Editor’s Pick: Crowe Marine # 32

One question on the Top 100 Dealer application can tell you a lot about a company. Section 1, Question No. 20: What did you do last year to improve your business?

Almost immediately upon reading the answer to this question, it seems you can determine if the company is growing or sitting still. Focused on getting better or content to maintain. Movin’ on up or in danger of not making the list.

At Crowe Marine, there’s no such thing as sitting still. Contentedness isn’t even in the vocabulary.
The list of improvements for the folks at this Eatonton, Ga.-based dealership required 18 entries and took 20 pages of its application to outline. And that covered just some of the highlights.

It’s no secret that this company takes improvement opportunities seriously. It took the Marine Industry Certified Dealership concept to a new level by not just adhering to the requirements of process mapping and employee evaluations, for example. At Crowe, every one of the company’s 15 employees participated in the process mapping exercises and agreed to the map before it was determined to be final. Many processes were simplified and improved through the steps, and all maps are displayed in a large format on a wall within the business.

Then there are the employee surveys. Most dealers conduct such surveys — because it’s mandatory to become certified — and the results get tucked neatly away in the file with the rest of the certification audit until recertification time comes around. Not at Crowe.

At Crowe Marine, the survey results were shared with all employees and owners at the company’s inaugural Employee Satisfaction Conference, an avenue for employees to further voice their opinions and know that their voices are being heard.

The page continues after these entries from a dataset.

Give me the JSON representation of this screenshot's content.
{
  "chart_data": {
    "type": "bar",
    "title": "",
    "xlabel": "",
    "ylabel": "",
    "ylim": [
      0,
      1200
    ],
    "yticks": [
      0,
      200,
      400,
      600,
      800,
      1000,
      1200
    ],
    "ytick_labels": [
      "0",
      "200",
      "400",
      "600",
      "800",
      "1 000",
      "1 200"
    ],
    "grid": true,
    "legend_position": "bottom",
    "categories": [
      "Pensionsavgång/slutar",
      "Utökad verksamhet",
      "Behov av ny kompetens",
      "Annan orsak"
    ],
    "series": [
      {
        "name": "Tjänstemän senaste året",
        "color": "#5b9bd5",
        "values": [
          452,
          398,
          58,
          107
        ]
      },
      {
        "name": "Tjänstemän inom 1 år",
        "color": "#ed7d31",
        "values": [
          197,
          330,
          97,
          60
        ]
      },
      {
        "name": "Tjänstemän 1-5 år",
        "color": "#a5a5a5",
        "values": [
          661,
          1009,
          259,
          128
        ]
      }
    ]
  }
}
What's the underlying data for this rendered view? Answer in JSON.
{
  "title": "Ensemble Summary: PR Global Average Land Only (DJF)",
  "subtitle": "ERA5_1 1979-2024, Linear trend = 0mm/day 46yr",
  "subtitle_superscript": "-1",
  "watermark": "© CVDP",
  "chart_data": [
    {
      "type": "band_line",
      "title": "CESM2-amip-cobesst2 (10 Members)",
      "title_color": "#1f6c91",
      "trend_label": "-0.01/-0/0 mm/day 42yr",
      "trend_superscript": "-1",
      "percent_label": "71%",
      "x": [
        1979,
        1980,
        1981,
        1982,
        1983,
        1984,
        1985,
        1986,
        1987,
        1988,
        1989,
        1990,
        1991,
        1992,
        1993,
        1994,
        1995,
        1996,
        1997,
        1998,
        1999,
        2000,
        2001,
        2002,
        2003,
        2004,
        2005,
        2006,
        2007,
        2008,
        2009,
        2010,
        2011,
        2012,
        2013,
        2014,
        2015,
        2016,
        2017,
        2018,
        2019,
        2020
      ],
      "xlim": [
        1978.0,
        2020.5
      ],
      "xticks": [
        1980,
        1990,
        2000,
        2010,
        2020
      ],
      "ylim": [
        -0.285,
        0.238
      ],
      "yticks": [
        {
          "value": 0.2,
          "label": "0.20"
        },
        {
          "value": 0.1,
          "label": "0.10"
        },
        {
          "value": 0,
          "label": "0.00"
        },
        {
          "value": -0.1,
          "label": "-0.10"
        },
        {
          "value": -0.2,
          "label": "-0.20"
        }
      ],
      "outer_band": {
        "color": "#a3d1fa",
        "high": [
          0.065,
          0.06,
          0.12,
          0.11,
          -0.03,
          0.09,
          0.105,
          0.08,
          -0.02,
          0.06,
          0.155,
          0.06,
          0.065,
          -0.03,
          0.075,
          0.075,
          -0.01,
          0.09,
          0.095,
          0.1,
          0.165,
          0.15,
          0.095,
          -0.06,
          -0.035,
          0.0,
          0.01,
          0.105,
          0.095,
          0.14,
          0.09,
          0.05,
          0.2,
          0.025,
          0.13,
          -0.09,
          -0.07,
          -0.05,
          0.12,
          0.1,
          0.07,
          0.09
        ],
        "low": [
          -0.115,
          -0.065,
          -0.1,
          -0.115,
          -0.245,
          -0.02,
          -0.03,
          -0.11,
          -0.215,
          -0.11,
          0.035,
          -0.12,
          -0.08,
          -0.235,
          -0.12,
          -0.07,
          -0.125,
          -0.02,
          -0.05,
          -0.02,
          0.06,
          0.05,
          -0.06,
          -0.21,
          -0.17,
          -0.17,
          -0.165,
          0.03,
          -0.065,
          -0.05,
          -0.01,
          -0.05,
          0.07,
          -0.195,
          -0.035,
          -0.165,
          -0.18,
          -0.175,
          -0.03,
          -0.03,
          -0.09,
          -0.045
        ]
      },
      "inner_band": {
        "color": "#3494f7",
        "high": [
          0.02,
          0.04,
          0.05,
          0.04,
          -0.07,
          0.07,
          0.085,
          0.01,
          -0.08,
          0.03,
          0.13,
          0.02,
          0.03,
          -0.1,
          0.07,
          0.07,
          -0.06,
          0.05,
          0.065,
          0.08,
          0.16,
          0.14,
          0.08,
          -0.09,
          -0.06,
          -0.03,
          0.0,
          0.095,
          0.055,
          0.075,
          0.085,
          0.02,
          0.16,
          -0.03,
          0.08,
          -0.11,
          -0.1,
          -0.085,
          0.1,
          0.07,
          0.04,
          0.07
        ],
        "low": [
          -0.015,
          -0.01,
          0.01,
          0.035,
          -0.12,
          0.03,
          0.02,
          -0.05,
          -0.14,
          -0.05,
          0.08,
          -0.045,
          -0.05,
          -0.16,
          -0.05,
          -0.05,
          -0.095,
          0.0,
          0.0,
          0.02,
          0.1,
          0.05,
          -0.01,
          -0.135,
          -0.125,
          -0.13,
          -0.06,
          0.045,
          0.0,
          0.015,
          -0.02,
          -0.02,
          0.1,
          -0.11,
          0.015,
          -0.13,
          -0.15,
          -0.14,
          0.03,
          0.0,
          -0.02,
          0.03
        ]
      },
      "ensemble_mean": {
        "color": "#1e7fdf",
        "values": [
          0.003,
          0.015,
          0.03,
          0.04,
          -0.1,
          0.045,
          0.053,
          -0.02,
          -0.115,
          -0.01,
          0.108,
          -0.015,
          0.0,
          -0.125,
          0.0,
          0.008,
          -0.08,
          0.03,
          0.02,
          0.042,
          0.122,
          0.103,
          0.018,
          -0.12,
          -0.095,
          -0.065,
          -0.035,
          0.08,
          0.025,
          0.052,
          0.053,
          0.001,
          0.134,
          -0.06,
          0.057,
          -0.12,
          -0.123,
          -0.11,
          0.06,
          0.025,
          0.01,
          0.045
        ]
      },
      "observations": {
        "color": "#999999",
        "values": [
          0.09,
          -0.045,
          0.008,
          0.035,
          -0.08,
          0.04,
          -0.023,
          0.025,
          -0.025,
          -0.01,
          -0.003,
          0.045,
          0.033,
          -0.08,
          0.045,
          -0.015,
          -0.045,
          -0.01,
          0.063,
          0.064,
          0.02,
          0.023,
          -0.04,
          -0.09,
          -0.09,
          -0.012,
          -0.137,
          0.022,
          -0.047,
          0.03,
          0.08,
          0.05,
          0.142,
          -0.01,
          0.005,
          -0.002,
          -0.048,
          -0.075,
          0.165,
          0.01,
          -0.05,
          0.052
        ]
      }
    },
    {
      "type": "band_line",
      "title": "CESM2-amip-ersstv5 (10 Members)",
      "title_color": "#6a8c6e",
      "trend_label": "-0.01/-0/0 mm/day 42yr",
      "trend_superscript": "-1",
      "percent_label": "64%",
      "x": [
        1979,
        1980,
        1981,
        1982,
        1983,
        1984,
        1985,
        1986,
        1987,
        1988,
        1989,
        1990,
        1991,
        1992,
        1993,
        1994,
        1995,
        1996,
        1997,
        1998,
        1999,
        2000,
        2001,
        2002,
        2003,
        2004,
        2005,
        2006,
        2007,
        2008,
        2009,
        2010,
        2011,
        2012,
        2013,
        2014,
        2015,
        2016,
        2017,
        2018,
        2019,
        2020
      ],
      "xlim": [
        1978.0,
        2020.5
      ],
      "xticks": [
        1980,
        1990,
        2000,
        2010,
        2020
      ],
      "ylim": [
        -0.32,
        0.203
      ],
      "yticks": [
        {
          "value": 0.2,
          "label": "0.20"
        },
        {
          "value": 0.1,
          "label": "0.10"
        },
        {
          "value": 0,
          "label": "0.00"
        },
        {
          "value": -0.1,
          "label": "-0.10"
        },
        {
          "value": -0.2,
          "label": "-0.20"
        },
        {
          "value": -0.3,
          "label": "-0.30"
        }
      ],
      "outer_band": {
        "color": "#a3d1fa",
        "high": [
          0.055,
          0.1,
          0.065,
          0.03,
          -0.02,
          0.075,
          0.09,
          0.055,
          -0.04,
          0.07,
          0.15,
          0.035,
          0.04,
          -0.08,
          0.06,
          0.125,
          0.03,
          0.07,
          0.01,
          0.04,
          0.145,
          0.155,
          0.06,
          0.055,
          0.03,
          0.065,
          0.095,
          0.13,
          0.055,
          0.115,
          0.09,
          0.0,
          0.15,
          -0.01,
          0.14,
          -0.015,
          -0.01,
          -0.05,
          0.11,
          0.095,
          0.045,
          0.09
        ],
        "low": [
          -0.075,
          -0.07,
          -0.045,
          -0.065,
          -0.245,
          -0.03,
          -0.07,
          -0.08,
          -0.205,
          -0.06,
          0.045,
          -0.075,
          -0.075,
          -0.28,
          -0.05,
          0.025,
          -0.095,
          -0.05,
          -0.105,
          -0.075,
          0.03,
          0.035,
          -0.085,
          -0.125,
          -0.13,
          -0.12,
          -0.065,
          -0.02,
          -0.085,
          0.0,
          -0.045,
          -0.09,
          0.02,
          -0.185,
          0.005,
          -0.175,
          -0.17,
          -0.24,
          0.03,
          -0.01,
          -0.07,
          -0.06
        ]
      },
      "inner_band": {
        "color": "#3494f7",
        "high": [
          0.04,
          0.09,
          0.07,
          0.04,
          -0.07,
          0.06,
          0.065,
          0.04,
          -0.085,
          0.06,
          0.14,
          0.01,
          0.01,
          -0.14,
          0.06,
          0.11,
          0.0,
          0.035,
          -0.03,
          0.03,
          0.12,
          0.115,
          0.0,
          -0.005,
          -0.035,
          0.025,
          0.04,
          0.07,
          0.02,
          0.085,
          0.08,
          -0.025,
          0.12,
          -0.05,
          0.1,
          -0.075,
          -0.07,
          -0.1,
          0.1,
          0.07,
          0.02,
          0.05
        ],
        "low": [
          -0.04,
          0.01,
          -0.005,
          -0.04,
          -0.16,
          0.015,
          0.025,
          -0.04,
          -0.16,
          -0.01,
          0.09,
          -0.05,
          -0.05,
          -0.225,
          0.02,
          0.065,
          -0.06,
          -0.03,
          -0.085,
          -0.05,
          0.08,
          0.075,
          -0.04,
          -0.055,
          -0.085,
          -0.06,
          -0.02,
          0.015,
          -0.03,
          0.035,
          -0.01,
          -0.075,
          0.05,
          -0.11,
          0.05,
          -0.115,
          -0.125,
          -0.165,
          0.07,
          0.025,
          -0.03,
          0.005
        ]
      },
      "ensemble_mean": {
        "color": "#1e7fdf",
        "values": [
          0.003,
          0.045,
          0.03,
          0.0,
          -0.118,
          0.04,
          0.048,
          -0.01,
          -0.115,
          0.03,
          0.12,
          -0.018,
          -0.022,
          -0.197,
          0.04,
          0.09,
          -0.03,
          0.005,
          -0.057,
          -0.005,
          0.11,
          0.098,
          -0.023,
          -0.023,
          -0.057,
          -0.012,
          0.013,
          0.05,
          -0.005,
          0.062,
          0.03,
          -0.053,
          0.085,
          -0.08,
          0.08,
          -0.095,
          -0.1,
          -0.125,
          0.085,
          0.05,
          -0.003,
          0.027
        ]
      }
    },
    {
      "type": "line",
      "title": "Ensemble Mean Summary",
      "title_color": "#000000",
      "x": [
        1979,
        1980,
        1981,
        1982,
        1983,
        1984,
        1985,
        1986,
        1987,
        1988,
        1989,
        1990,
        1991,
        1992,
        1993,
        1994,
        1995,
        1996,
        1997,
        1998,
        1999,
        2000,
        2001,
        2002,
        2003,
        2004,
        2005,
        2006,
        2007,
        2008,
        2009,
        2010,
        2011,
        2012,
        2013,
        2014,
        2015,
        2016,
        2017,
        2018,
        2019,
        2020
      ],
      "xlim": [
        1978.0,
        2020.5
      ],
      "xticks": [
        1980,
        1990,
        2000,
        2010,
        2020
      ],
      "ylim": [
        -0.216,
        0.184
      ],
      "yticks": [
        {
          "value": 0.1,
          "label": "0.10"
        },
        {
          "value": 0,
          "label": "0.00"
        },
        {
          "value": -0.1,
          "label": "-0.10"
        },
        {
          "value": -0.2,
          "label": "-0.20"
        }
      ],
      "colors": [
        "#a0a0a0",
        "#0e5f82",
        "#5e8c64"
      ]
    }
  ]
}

Management also used the opportunity to demonstrate how employee suggestions for process map improvements had been heard and implemented.

The net result of the conference was that the owners and managers made a commitment to improve in four crucial areas: the companywide feeling of being part of a team; creating clearly defined job responsibility forms; growing and charting compensation; and creating programs to reward and recognize employees for outstanding customer satisfaction.

The improvement of the company’s customer satisfaction from 97 a year prior to 99.2 this past year can be attributed to many of these improvements. But perhaps most significant among them was the designation of Beth Crowe as Customer Service Manager. Beth, in fact, took CSI reports for much, much more than they had originally been intended. As she ramped up in her new position and began closely monitoring the CSI reports, she was “astounded at the amount of statistical information” she could gain about the dealer’s customers.

She took all that information and began making sense of it. What began as a curiosity about how the dealer’s pontoon boat customers compared to its runabout customers resulted in the creation of detailed customer profiles. She created a chart to show head-to-head demographic comparisons of the company’s three major boat brands’ typical buyers, giving the company, in her words, “a better understanding of who our customers are outside of a dollar sign.

“We truly value the information that we can obtain from the customer surveys beyond the all-important ‘overall satisfaction’ question,” she explains.

Don’t be mistaken, however. The quest for achieving such high CSI marks is on the minds of all employees at Crowe Marine. And with all the customer perks that the company offers, it takes the entire team. There are the new wakeboard classes, the efforts to send a thank you to every person who passes through their doors, the tin of cookies sent to all customers, the boating classes, and the 24/7 access to company personnel.

It’s this type of all-encompassing focus on developing relationships with its customers that has helped Crowe Marine jump from 77 on last year’s list of Top 100 Dealers to 32 on this year’s list. And it’s the incredible focus on improvement that earns them my Editor’s Pick award for 2007.